На Верхней Масловке (Рубина) - страница 40

И тут у самого локтя опять каркнул телефон. Нина вздрогнула и резко сорвала с рычага трубку.

— Ну?! — крикнула она.

— Это я, Нинуль, — сказал приятный тенор Кости Веревкина. — А что, старый уже ушел?

— Ушел старый.

— Жаль… Я хотел, чтоб он забежал сегодня… Что-то рука у меня на место не встает.

— Обратись к костоправу. Костя хмыкнул — оценил юмор.

— Лучший костоправ — мой старый Матвей. — Его мягчайший тенор окрасился лирическими тонами. — Только он вправит руку на портрете Жоглина, солиста-виолончелиста Владимирской филармонии…

— Красиво интонируешь…

— А?

— Голос, говорю, у тебя богат модуляциями. Это по поводу солиста. — Она чувствовала, как сгущается внутри презрение к бездарному хваткому Косте. — А насчет частей тела, то есть вправления рук, ног, а также мозгов, — слушай внимательно: мне не нравится, что в наше прекрасное время демократизации общества происходит эксплуатация человека человеком.

— Нинуль, это что-то из политэкономии… Раздражение сгустилось до ненависти грозового разряда.

— Ну, короче, — сказала она отрывисто, понимая, что не стоило бы, не стоило бы влезать в дела мужа, но не в силах уже остановиться. — Отныне со своими солистами, дантистами и бывшими чекистами сражайся сам.
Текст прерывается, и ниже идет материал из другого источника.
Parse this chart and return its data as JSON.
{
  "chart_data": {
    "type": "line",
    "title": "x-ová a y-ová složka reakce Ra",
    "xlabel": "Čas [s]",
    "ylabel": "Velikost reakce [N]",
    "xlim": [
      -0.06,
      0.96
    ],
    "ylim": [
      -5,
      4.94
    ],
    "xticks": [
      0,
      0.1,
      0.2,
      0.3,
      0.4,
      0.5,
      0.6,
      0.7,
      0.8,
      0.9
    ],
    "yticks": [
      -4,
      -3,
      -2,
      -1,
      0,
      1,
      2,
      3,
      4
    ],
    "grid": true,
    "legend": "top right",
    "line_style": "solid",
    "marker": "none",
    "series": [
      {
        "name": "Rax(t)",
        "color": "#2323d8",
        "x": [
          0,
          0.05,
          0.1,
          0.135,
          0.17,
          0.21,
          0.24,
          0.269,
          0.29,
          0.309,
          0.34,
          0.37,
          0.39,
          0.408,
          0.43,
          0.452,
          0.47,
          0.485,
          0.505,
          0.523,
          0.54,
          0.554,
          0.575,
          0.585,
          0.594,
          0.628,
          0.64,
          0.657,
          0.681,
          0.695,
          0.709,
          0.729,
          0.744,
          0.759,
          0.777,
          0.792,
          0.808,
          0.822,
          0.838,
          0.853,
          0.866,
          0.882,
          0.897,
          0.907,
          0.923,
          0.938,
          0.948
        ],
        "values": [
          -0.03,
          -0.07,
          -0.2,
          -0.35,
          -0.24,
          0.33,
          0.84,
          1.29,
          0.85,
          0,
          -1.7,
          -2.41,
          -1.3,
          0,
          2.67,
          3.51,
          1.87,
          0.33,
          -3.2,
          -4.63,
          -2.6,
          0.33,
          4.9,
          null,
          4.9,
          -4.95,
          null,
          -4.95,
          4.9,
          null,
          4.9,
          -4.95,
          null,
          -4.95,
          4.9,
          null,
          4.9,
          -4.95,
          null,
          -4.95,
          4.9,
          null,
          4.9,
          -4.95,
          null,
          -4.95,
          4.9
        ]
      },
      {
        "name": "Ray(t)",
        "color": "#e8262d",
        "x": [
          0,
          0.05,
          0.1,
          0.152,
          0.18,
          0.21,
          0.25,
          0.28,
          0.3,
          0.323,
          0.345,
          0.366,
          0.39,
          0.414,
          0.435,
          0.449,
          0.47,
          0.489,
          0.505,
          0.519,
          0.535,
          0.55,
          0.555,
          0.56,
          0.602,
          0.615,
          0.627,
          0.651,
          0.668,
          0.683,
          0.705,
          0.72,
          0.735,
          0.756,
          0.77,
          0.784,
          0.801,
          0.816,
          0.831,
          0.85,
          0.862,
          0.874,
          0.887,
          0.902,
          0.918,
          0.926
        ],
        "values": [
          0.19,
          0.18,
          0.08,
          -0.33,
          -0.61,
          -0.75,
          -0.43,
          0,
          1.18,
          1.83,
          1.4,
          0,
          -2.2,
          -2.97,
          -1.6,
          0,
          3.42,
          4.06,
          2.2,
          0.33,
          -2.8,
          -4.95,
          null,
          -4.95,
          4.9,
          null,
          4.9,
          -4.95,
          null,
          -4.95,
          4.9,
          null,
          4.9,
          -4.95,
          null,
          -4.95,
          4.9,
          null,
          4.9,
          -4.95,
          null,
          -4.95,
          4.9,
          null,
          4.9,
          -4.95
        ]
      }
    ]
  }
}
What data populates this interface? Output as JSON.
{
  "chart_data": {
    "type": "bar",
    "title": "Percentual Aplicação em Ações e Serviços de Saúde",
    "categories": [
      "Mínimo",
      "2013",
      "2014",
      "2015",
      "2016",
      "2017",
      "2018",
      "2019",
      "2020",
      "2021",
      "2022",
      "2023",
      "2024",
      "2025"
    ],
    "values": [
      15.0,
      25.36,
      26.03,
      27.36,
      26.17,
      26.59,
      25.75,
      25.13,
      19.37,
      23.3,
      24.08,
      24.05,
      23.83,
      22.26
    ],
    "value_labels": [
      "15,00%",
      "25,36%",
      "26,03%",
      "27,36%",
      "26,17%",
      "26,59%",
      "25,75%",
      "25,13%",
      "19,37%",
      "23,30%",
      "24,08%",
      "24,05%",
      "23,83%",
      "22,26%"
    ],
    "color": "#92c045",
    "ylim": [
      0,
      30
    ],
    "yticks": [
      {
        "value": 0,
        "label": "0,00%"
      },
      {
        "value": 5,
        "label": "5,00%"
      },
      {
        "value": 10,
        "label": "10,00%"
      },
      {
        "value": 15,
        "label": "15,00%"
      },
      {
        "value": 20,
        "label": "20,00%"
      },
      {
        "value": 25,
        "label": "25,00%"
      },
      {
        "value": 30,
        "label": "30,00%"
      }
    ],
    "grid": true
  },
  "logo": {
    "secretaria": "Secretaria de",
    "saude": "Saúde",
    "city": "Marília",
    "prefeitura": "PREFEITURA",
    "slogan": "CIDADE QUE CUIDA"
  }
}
За диванчик Матвей отработал сполна, поэтому не благодарим. — И поскольку Веревкин потрясенно молчал, не в силах подать ни звука своим обаятельным тенором, она добавила мягче, почти сострадательно: — Научись рисовать, Костя. Это может тебе пригодиться в жизни.

Опустив трубку, Нина несколько минут сидела, хмуро затягиваясь сигаретой и размышляя, чем может обернуться для Матвея неожиданный конец веревкинского ига… Потом подняла глаза на автопортрет мужа, где он изобразил себя в кахетинке, одолженной у Гиви Гохария, и сказала твердо:

— А теперь мы купим тебе шляпу…

* * *

Вход в мастерские скульпторов со двора. Ступени к высокому крыльцу; на дверях мелом написано «Мастерские № 5, 6». Ступени щербатые, грязные, мшистые, перила рассохлись, краска на двери облезла давным-давно. Центр Москвы при всем при этом…

Все-таки они как-то упоенно предаются свинству, эти художники и скульпторы. Ну, мастерская, конечно, рабочий беспорядок, не лаковые паркеты, разумеется, но входную дверь отчего не покрасить раз в двадцать лет? Ну да, оне художники, а не маляра…

Нина поднялась на крыльцо, толкнула наружную дверь, вошла в сырой затхлый тамбур и позвонила в дверь, такую же облезлую и сиротскую, словно и ее поливали дожди и обметали снега… Ладно, уйми свою бушующую наследственность и желание немедленно покрасить и подправить их убогий быт. Им хорошо так. Они привыкли.